A board or general meeting at which the business on the agenda is not – or cannot – be concluded may be adjourned to another time, date or place.
Obviously, an adjournment is subject to certain conditions, qualifications or rules depending primarily on the Company’s Constitution.
In particular, a meeting may be adjourned:
- by resolution of the meeting
- where a meeting becomes inquorate during proceedings, or for other procedural reasons
- by the Chairman if, for example:
- for proper purpose* (eg, to ensure meeting participants have adequate information to decide on a matter); or
- necessary to maintain order*; or o empowered by the Constitution.
*whilst at common law a Chairman has no right to adjourn a meeting, he is generally regarded as having an inherent power to adjourn in circumstances such as these.
Under the Corporations Act no formal notice of the adjourned meeting is required. However, if a company is governed by the Replaceable Rules, the Act does provide that, for general meetings, a new notice must be sent if the adjournment is for one month or more [sec. 249M]. A Constitution may also deal with such matters.
The basic principle is that the (two) parts of the meeting actually comprise the one meeting. Therefore, the only business that may be conducted at the resumption is that left unfinished when the meeting was adjourned. This is also a RR [sec. 249W(2)] for general meetings.
In this regard, normally any proxy votes received for a general meeting (in due time prior to the original commencement of the meeting) would carry over to the adjourned meeting. However, in some circumstances, such as where additional information is sent to shareholders for the adjourned part of the meeting, it may be prudent to give shareholders the opportunity to revise their proxy votes (or withdraw proxies or send them in if not previously submitted) – although any unaltered proxy votes would stand.
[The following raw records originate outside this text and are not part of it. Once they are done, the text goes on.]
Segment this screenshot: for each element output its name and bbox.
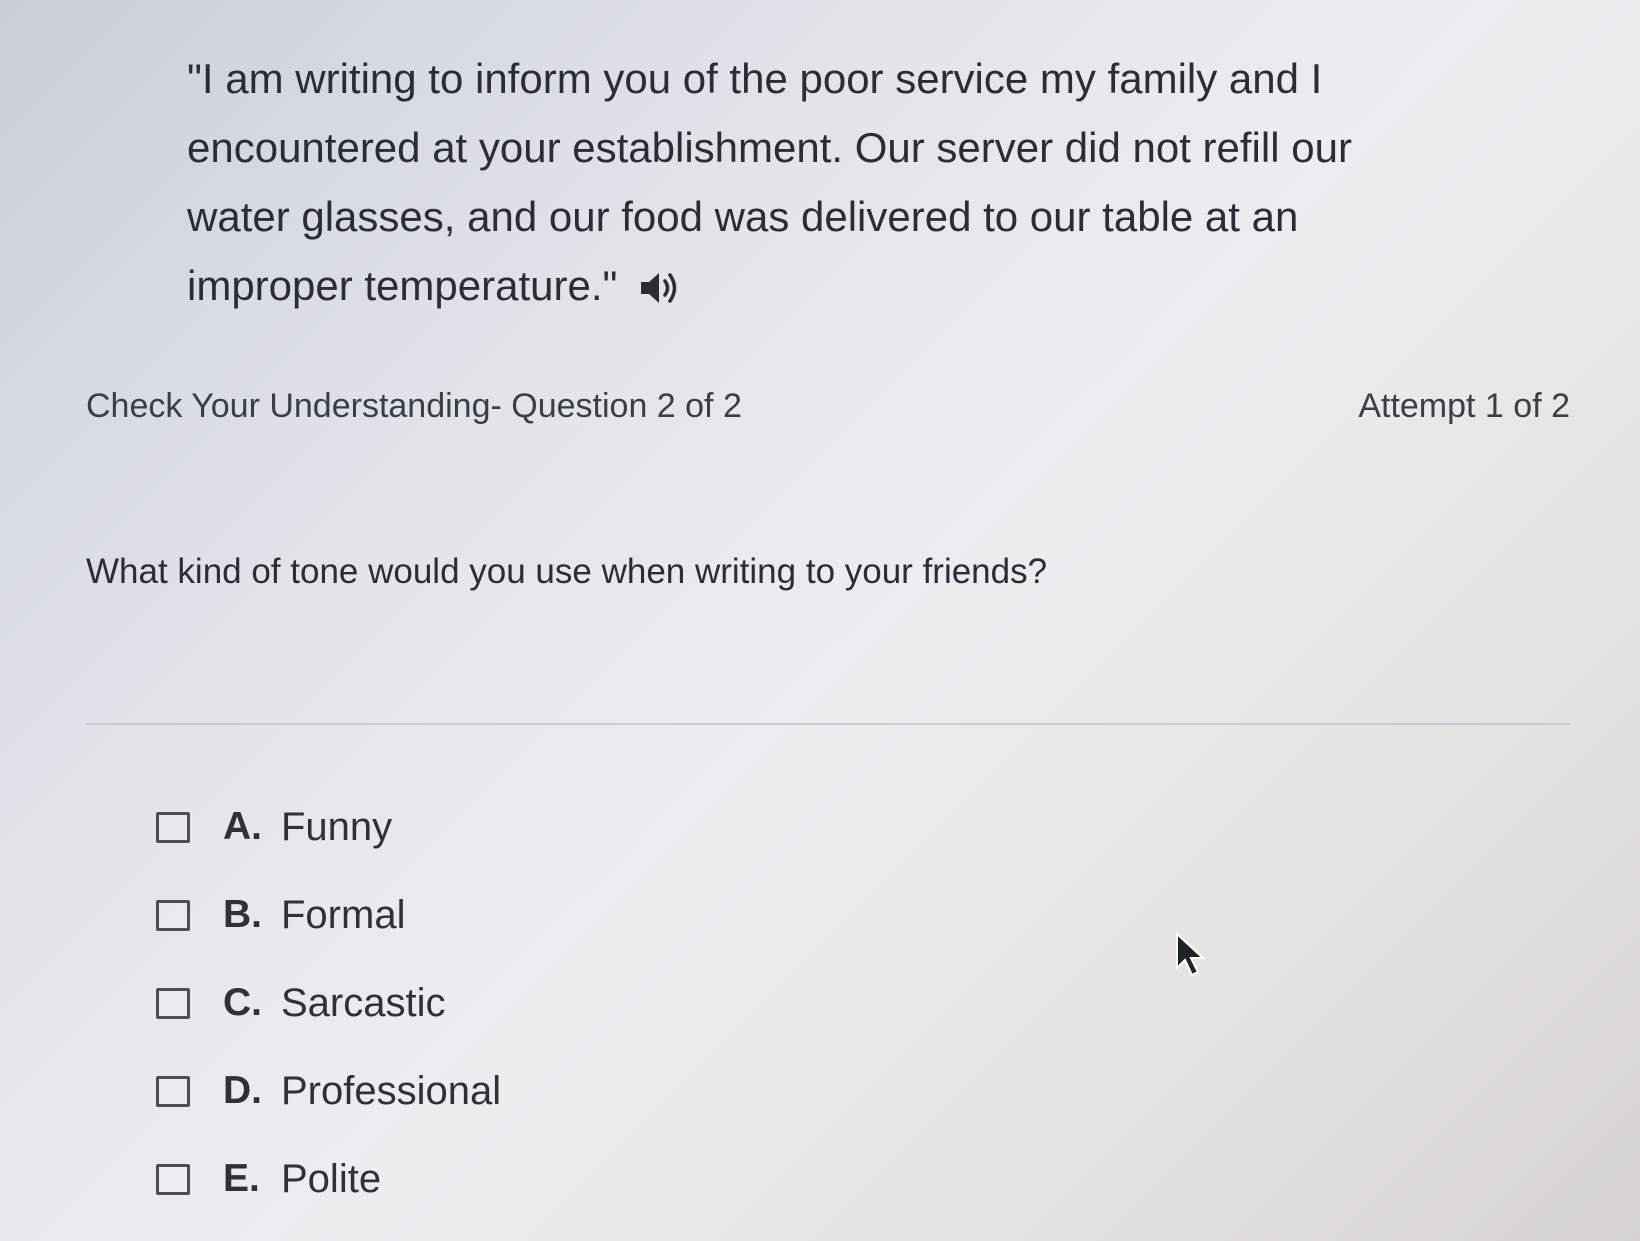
checkbox[interactable] bbox=[156, 811, 190, 843]
option-label: Funny bbox=[281, 804, 393, 849]
checkbox[interactable] bbox=[156, 1163, 190, 1195]
option-letter: A. bbox=[223, 805, 262, 848]
answer-options: A. Funny B. Formal C. Sarcastic D. Profe… bbox=[156, 783, 501, 1223]
checkbox[interactable] bbox=[156, 899, 190, 931]
option-label: Sarcastic bbox=[281, 980, 446, 1025]
checkbox[interactable] bbox=[156, 987, 190, 1019]
option-letter: C. bbox=[223, 981, 262, 1024]
passage-block: "I am writing to inform you of the poor … bbox=[187, 44, 1447, 320]
option-label: Polite bbox=[281, 1156, 382, 1201]
mouse-pointer-icon bbox=[1175, 931, 1209, 983]
speaker-icon[interactable] bbox=[639, 270, 681, 306]
divider bbox=[86, 723, 1570, 725]
question-prompt: What kind of tone would you use when wri… bbox=[86, 552, 1048, 591]
option-letter: E. bbox=[223, 1157, 260, 1200]
option-label: Professional bbox=[281, 1068, 502, 1113]
option-label: Formal bbox=[281, 892, 406, 937]
option-d[interactable]: D. Professional bbox=[156, 1047, 501, 1135]
question-header: Check Your Understanding- Question 2 of … bbox=[86, 387, 1570, 426]
option-a[interactable]: A. Funny bbox=[156, 783, 501, 871]
option-letter: B. bbox=[223, 893, 262, 936]
section-title: Check Your Understanding- Question 2 of … bbox=[86, 387, 742, 425]
attempt-counter: Attempt 1 of 2 bbox=[1358, 387, 1570, 425]
option-c[interactable]: C. Sarcastic bbox=[156, 959, 501, 1047]
passage-text: "I am writing to inform you of the poor … bbox=[187, 55, 1352, 309]
checkbox[interactable] bbox=[156, 1075, 190, 1107]
option-e[interactable]: E. Polite bbox=[156, 1135, 501, 1223]
option-b[interactable]: B. Formal bbox=[156, 871, 501, 959]
option-letter: D. bbox=[223, 1069, 262, 1112]
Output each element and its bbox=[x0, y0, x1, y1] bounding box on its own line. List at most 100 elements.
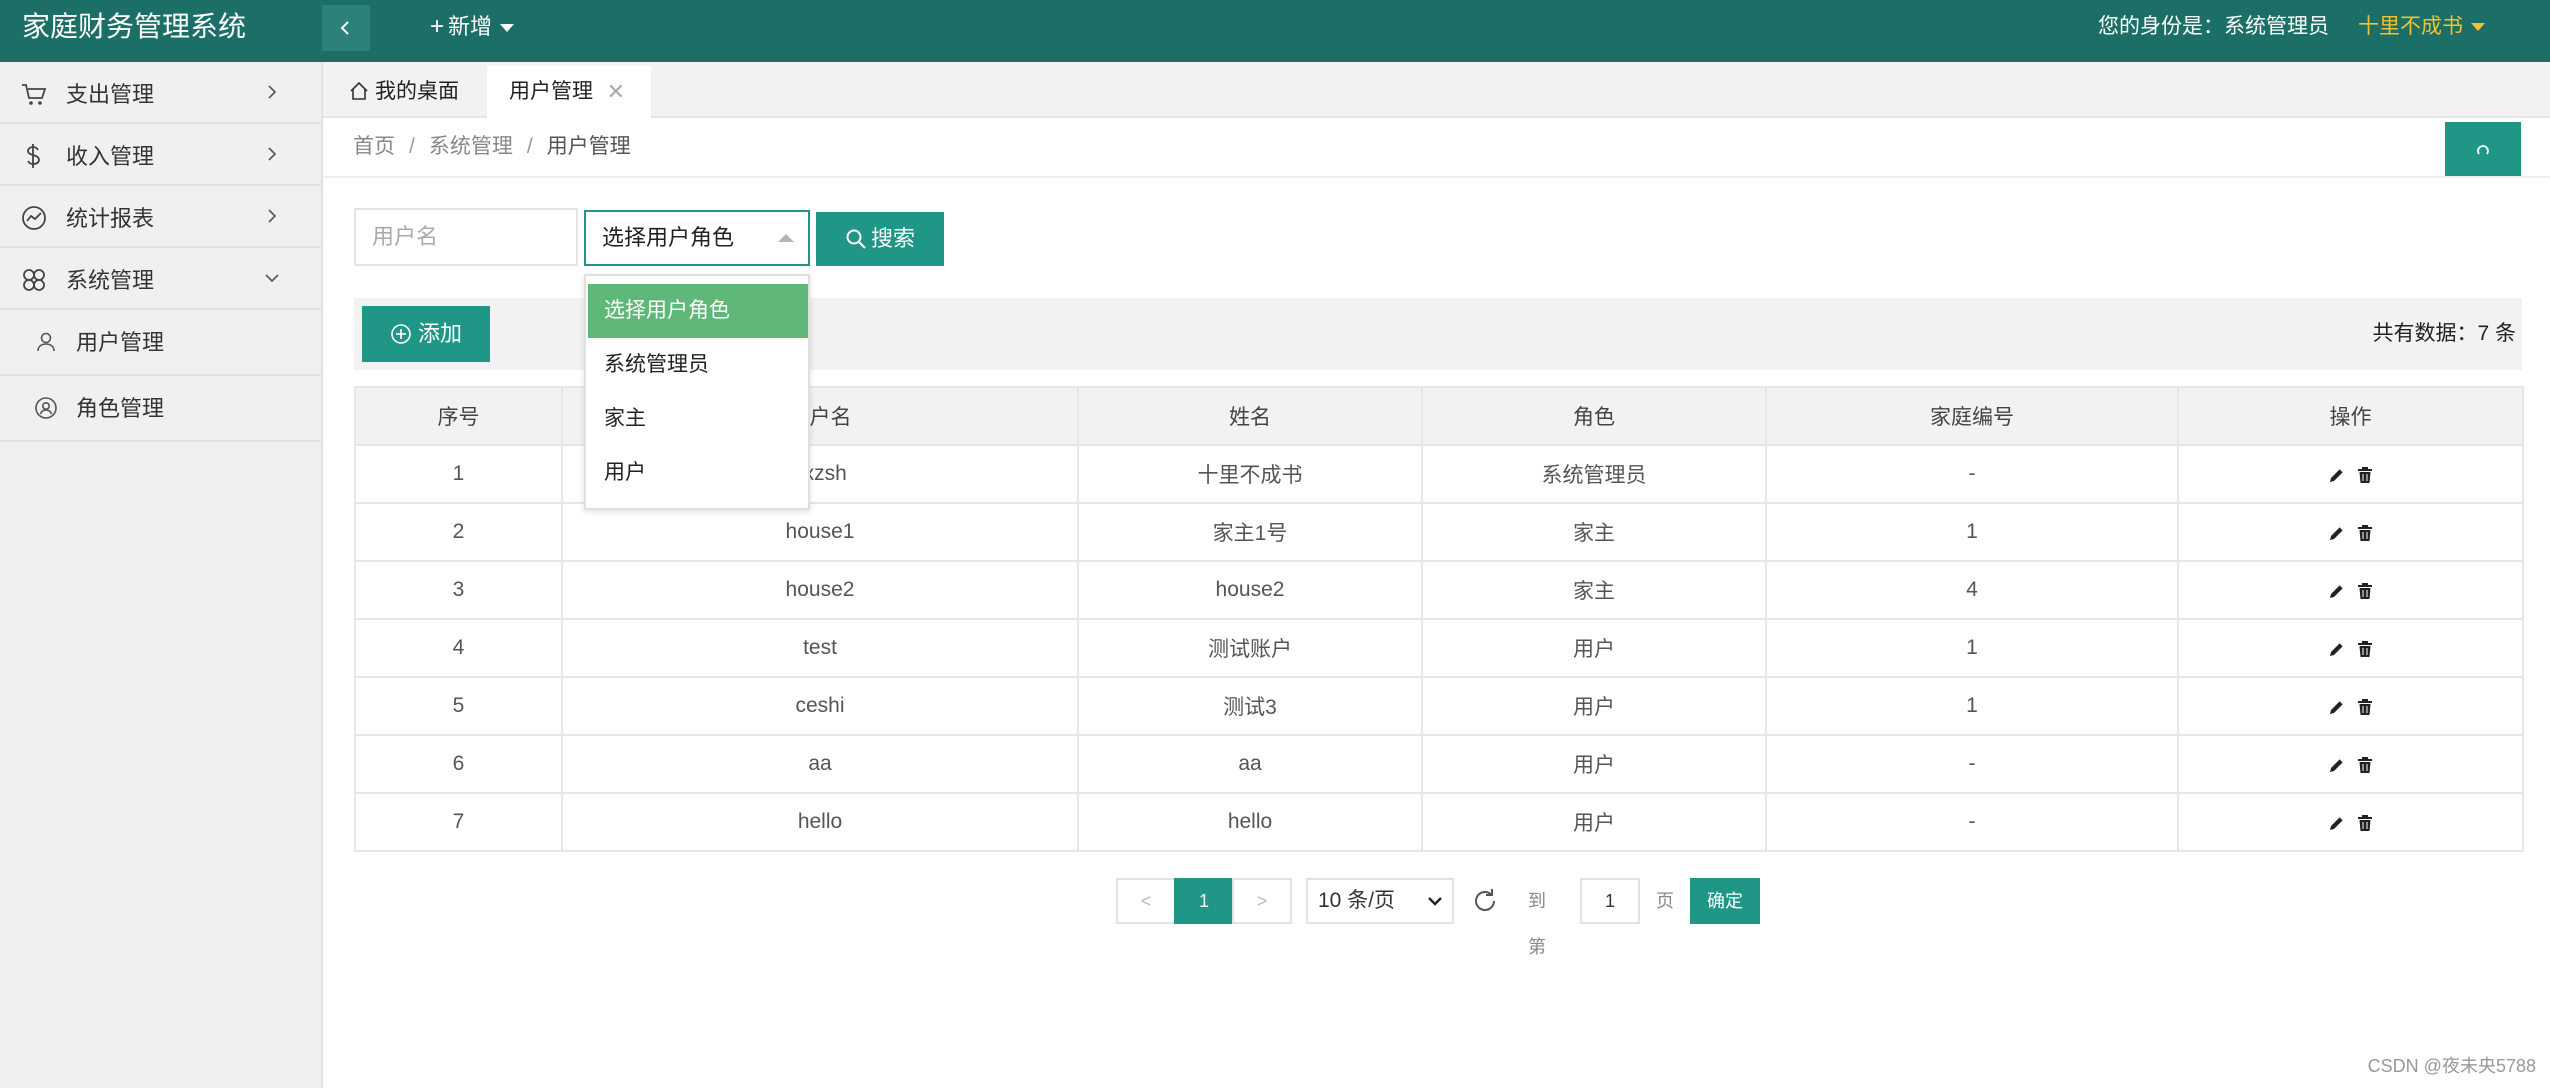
cell-name: 家主1号 bbox=[1077, 502, 1423, 562]
table-row: 6 aa aa 用户 - bbox=[354, 734, 2524, 794]
goto-label: 到第 bbox=[1528, 891, 1546, 957]
delete-icon[interactable] bbox=[2356, 814, 2374, 832]
page-button[interactable]: 1 bbox=[1174, 878, 1234, 924]
edit-icon[interactable] bbox=[2328, 582, 2346, 600]
watermark: CSDN @夜未央5788 bbox=[2367, 1056, 2536, 1076]
cell-family-id: 1 bbox=[1765, 618, 2179, 678]
refresh-icon bbox=[2477, 145, 2489, 155]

Also, only one set of minutes is prepared for the complete meeting. The resolution or declaration that brings about the adjournment should be recorded.
While the minutes are a continuous record of the whole meeting, the proceedings of each session would ideally be in separate parts repeating (or re-stating, particularly if changed) the names of the Chairman, those present and the place, date and times of the adjourned and re-convened sessions.